17. Animals are subject to the same physical laws
as inanimate objects.
• An understanding of movement (e.g. motion of the joints and body)
comes through an understanding of the forces acting upon the joint or
the body that result in that movement. Forces can be simplified into
linear and rotational components
18. DEFINITIONS:
• LINEAR FORCE
• Force can be broken down into various vectors.
• Vertical vectors (e.g. the downward forces due to body weight and
the upward forces of the supporting surface)
• Horizontal vectors (e.g. forces exerted to propel forward and
backward forces to brake forward motion)
19. • With adequate force and friction (traction) the body can propel itself forward.
(practical application dictates a need for good traction to allow this forward
motion – whoa to those leading a horse on ice
20. ROTATIONAL FORCE (TORQUE)
• Rotational force = force (F) x distance from fulcrum (d)
• Limb rotation = muscle force (F) x distance from joint (d)
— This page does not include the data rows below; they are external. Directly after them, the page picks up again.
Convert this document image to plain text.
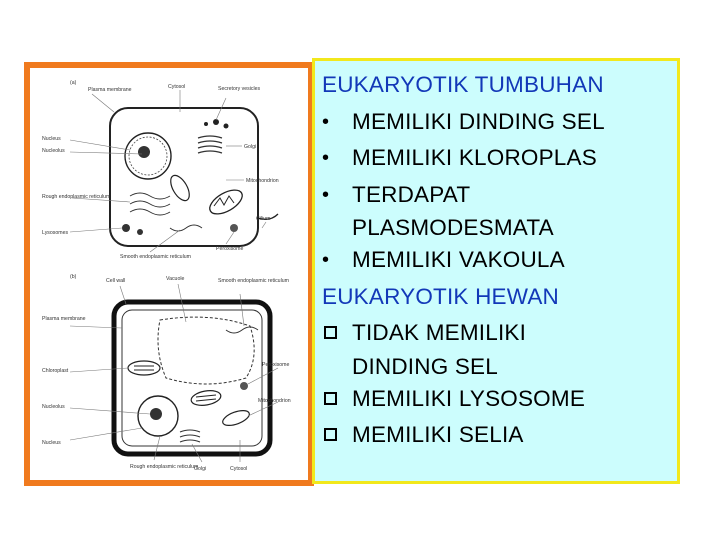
(a)
Plasma membrane	Cytosol	Secretory vesicles
Nucleus
Nucleolus
Golgi
Mitochondrion
Rough endoplasmic reticulum
Cilium
Lysosomes
Peroxisome
Smooth endoplasmic reticulum
(b)
Cell wall	Vacuole	Smooth endoplasmic reticulum
Plasma membrane
Chloroplast
Peroxisome
Nucleolus
Mitochondrion
Nucleus
Rough endoplasmic reticulum
Golgi	Cytosol
EUKARYOTIK TUMBUHAN
•	MEMILIKI DINDING SEL
•	MEMILIKI KLOROPLAS
•	TERDAPAT
PLASMODESMATA
•	MEMILIKI VAKOULA
EUKARYOTIK HEWAN
TIDAK MEMILIKI
DINDING SEL
MEMILIKI LYSOSOME
MEMILIKI SELIA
Torque input (muscle generated) = torque output (limb
movement)
Muscles generate forces which when applied to the skeleton
will generate rotation about a joint.
21. MUSCLE ATTACHMENT EFFECTS
• The location of the muscle attachment (e.g. distance from joint) influences the
resultant movement of that joint
• MECHANICAL ADVANTAGE VERSUS VELOCITY ADVANTAGE
• Muscles that attach further from the joint have a mechanical advantage over muscles
attached closer to the joint
22. • In the diagram below if muscles
#1 and #2 were of equal
strength (i.e., can generate the
same force) then muscle #2
could produce a greater
rotational force because its
attachment is at a greater
distance from the joint
(rotational force = muscle force
X distance from joint)
23. • Conversely muscles that attach
close to the point of rotation are
able to produce faster movement
of the lever arm than muscle that
attach farther from the fulcrum.
• In the diagram to the right if
muscle #1 and muscle #2 both
contract 10% during an identical
time period - muscle #1’s
contraction would result in a larger
movement of the lever arm during
that same frame of time than
muscle #2. In other words, muscle
#1 will result in a more rapid
rotation - it has a velocity
advantage
24. • Muscles attaching close to the joint with their velocity
advantage are termed “high gear” muscles and those with a
more distal attachment resulting in a mechanical advantage are
termed “low gear” muscles.
• It may be helpful to consider a similar gear analogy as in a car
or bike.
• At low gears the output force is relatively large – allowing the
vehicle to climb up a steep hill. High gears on the other hand
generates a lot of speed – as would be advantageous in passing
a vehicle.
• Note: the relationship between force and speed is inverse – one
will increase at the same time the other decreases
25. JOINT POSITIONING EFFECTS
• THE BODY’S LEVER SYSTEM
• Unique skeletal features result from
functional adaptations over time.
• In the figure below - the upper
diagram is an example of an animal
that uses it’s front limbs for digging;
the muscles attached to the point of
the elbow (olecranon) are positioned
further from the elbow joint (fulcrum
of movement) thereby generating
large forces for digging.
• The lower diagram with muscles
attaching closer to the elbow joint is
an runner adaptation that can result
in a rapid rotation with muscle
contraction (velocity advantage.
26. APPLICATIONS OF BIOMECHANICS
• Biomechanics is widely used in orthopaedic industry to design orthopedic
implants for joints, dental parts, external fixations and other medical
purposes.
• Biotribology is a very important part of it. It is a study of the performance
and function of biomaterials used for orthopaedic implants.
• It plays a vital role in order to improve the design and produce successful
biomaterials for medical and clinical purposes.
• Used in the treatment and management of lameness.
• Used as Index for draft power.
• Sire index in the selection of draft animals by a breeder.
• Helps in conservation of native germplasm of draft animals.